This is what Democracy looks like!
  • The country is deeply divided.
  • Anger and fustration explode after an agonizingly close election.
  • The President continues to spend more and more money to pursue a war that achieves nothing while producing more and more bodies.
  • Civil rights and personal freedoms are disapearing.
  • Demonstrations against the administration build, while dissent is labeled as unpatriotic.

  • Today's headlines?

    No...

    ... it's the Spring of 1970!


    Peace Now

             During three days in May of 1970, students at a U.S. university take over the administration building to protest the Vietnam War and the invasion of Cambodia. While the world careens through yet another historical crisis, they demand an end to the war, an end to ROTC on campus, and better quality pizza. They argue, laugh, cry, flirt, debate, chant, scream, plot, sing and dance in the President’s office while they overlook the rapidly growing tension and chaos in the streets below, until it all boils to a surprising conclusion.
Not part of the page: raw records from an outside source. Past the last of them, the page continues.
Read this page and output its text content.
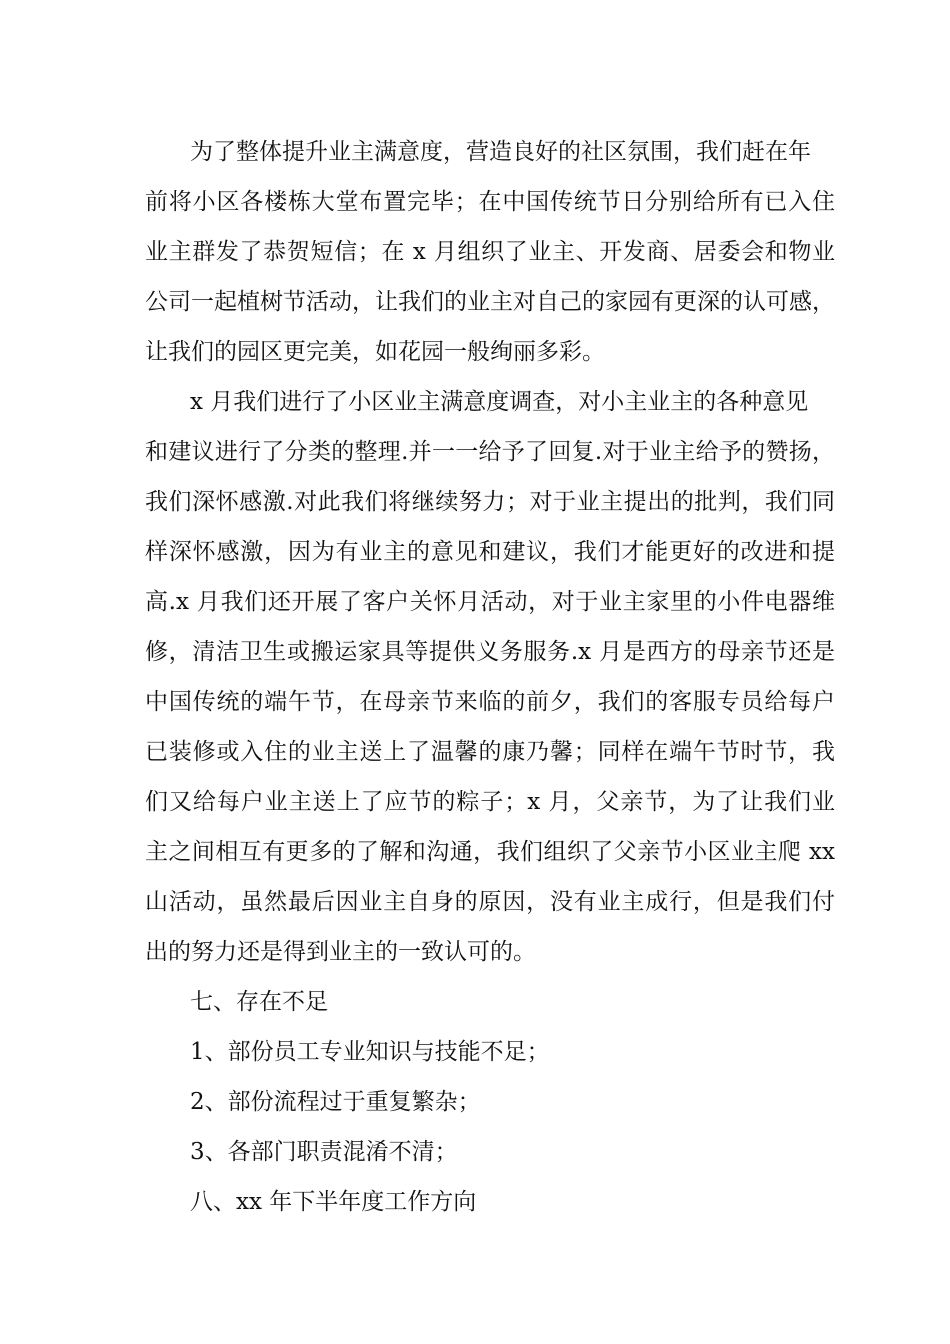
为了整体提升业主满意度，营造良好的社区氛围，我们赶在年
前将小区各楼栋大堂布置完毕；在中国传统节日分别给所有已入住
业主群发了恭贺短信；在 x 月组织了业主、开发商、居委会和物业
公司一起植树节活动，让我们的业主对自己的家园有更深的认可感，
让我们的园区更完美，如花园一般绚丽多彩。
x 月我们进行了小区业主满意度调查，对小主业主的各种意见
和建议进行了分类的整理.并一一给予了回复.对于业主给予的赞扬，
我们深怀感激.对此我们将继续努力；对于业主提出的批判，我们同
样深怀感激，因为有业主的意见和建议，我们才能更好的改进和提
高.x 月我们还开展了客户关怀月活动，对于业主家里的小件电器维
修，清洁卫生或搬运家具等提供义务服务.x 月是西方的母亲节还是
中国传统的端午节，在母亲节来临的前夕，我们的客服专员给每户
已装修或入住的业主送上了温馨的康乃馨；同样在端午节时节，我
们又给每户业主送上了应节的粽子；x 月，父亲节，为了让我们业
主之间相互有更多的了解和沟通，我们组织了父亲节小区业主爬 xx
山活动，虽然最后因业主自身的原因，没有业主成行，但是我们付
出的努力还是得到业主的一致认可的。
七、存在不足
1、部份员工专业知识与技能不足；
2、部份流程过于重复繁杂；
3、各部门职责混淆不清；
八、xx 年下半年度工作方向
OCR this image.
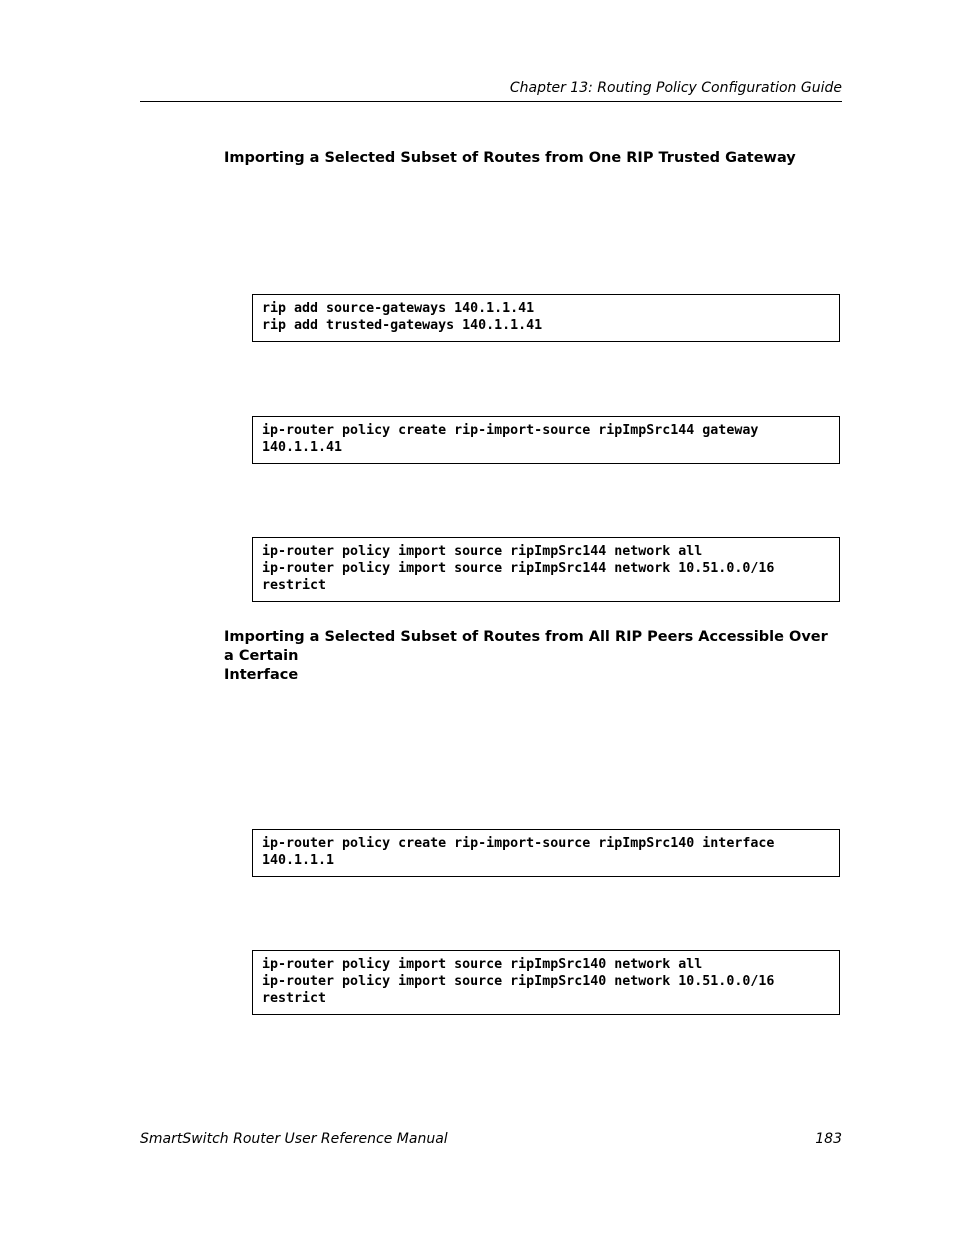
Chapter 13: Routing Policy Configuration Guide
Importing a Selected Subset of Routes from One RIP Trusted Gateway
rip add source-gateways 140.1.1.41
rip add trusted-gateways 140.1.1.41
ip-router policy create rip-import-source ripImpSrc144 gateway
140.1.1.41
ip-router policy import source ripImpSrc144 network all
ip-router policy import source ripImpSrc144 network 10.51.0.0/16
restrict
Importing a Selected Subset of Routes from All RIP Peers Accessible Over a Certain
Interface
ip-router policy create rip-import-source ripImpSrc140 interface
140.1.1.1
ip-router policy import source ripImpSrc140 network all
ip-router policy import source ripImpSrc140 network 10.51.0.0/16
restrict
SmartSwitch Router User Reference Manual	183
             After decades of being ignored, vilified or stereotyped, see the Vietnam War protestors from an honest perspective. Come inside the occupied campus building and live through the anger, fear and political arguments that ring as true today as they did then.

             Peace Now is a story that needs to be told about issues that need to be discussed. This play, for the first time, addresses these issues from a first hand perspective of the college campus takeovers of the 60’s and 70’s.